Graphene Semiconductor

 

Generally, graphene has been described to be a 2-dimensional form – where single sheets of carbon atoms are perfectly arranged to form a standard graphene structure. It may seem like a very easy process, however, the reality is not really as simple as it seems. The reality is that graphene can create wrinkles, making its structure even more complicated. Furthermore, graphene is also able to interact with substrates which add more complexity to its structure and form.

 

Based on research that has been published by Nature Communications, the scientists from RIKEN have identified that wrinkles found in graphene is able to decrease the electrons’ motion to a single dimension, organizing a structure that resembles a junction which alters from a zero-gap conductor to a semiconductor, then back to a zero-gap conductor.  Furthermore, these researchers have utilized a scanning and tunneling microscope tip to control and maneuver the formation of these wrinkles, opening a path to the development of a graphene semiconductor, not by chemically adding and including other elements, but by controlling the structure of carbon itself in the form of graphene.

This discovery started when the group was examining and analyzing the creation of graphene films with the use of chemical vapor deposition – a process considered to be extremely reliable. These researchers were working to create graphene on nickel substrates yet this method’s success will greatly depend on the cooling speed and temperature. The researchers were able to take an image of the tiny wrinkles by utilizing the scanning and tunneling microscopy; with that, they have identified the presence of band gap openings which indicate that it was possible for graphene’s wrinkles to act as semiconductors.

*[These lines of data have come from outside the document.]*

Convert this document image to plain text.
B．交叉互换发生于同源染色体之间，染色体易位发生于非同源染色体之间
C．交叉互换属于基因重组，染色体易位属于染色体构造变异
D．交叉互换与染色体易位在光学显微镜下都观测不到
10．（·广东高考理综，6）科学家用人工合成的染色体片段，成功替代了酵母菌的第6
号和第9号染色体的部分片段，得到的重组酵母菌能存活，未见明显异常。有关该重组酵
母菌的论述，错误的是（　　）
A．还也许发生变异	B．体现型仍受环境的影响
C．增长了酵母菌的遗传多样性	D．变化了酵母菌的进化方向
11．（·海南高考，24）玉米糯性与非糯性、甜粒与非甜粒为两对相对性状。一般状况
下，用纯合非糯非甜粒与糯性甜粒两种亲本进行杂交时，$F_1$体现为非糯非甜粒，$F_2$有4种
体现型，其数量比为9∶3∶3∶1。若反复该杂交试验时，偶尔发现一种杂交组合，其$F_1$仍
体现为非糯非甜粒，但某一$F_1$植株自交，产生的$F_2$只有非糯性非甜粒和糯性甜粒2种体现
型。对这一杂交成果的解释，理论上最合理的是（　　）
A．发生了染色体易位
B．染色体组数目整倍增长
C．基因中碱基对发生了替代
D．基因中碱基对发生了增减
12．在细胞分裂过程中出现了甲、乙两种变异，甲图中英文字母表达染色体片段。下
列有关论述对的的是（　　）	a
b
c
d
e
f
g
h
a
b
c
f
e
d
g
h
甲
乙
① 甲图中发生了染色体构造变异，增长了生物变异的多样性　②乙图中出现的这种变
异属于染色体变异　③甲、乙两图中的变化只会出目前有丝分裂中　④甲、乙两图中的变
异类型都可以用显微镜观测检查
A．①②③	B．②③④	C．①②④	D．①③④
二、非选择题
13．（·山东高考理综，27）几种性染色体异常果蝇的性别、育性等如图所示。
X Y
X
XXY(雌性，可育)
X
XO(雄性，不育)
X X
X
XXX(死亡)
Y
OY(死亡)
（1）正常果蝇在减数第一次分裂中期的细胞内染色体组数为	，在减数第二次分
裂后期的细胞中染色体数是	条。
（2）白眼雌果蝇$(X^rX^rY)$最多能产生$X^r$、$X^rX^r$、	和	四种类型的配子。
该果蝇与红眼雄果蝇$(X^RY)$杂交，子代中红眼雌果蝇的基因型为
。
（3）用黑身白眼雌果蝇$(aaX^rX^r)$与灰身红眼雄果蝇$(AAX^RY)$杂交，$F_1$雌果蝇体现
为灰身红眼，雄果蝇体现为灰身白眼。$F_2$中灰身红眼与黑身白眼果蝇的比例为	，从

Typically, electron holes and electrons move freely through conductors without the presence of band gaps; yet once a semiconductor, there will be band gaps present between the electrons and permitted electron states that only passes through the gaps with specific conditions. This only shows that graphene could become a graphene semiconductor, depending on the wrinkles there.

 

 

Graphene Applications

Below is a list of various applications of graphene that can be utilized for a variety of things:

  • Transistors

 

Graphene, which is made up of single layers of carbon atoms that are organized to form a honeycomb-shaped lattice, displays a wide range of outstanding graphene properties that are highly notable; and ever since it was discovered in the year 2003, experts have discovered that graphene had increased strength, plus electric and thermal conductivity. Electric conductivity makes this perfect for small contacts within electric circuits, plus it would also make upa transistor’s component itself.

 

To be able to achieve this, graphene needs to behave as a conductor and also as a graphene semiconductor, this being the key to the turning on or off switching operations.

  • Solar Cells

 

To be able to absorb sunlight, solar cells rely mainly on semiconductors. These are created from an element which is similar to silicon that also has double layers of electrons. On the first layer, electrons present stay very close to the semiconductor, plus they are also more calm and steady compared to the other layer. As for this other layer, the electrons present can move freely, thus creating a flow of electricity. The layers of graphene overlap with each other which means that lesser light energy is required to allow electrons to freely jump and move between each layer.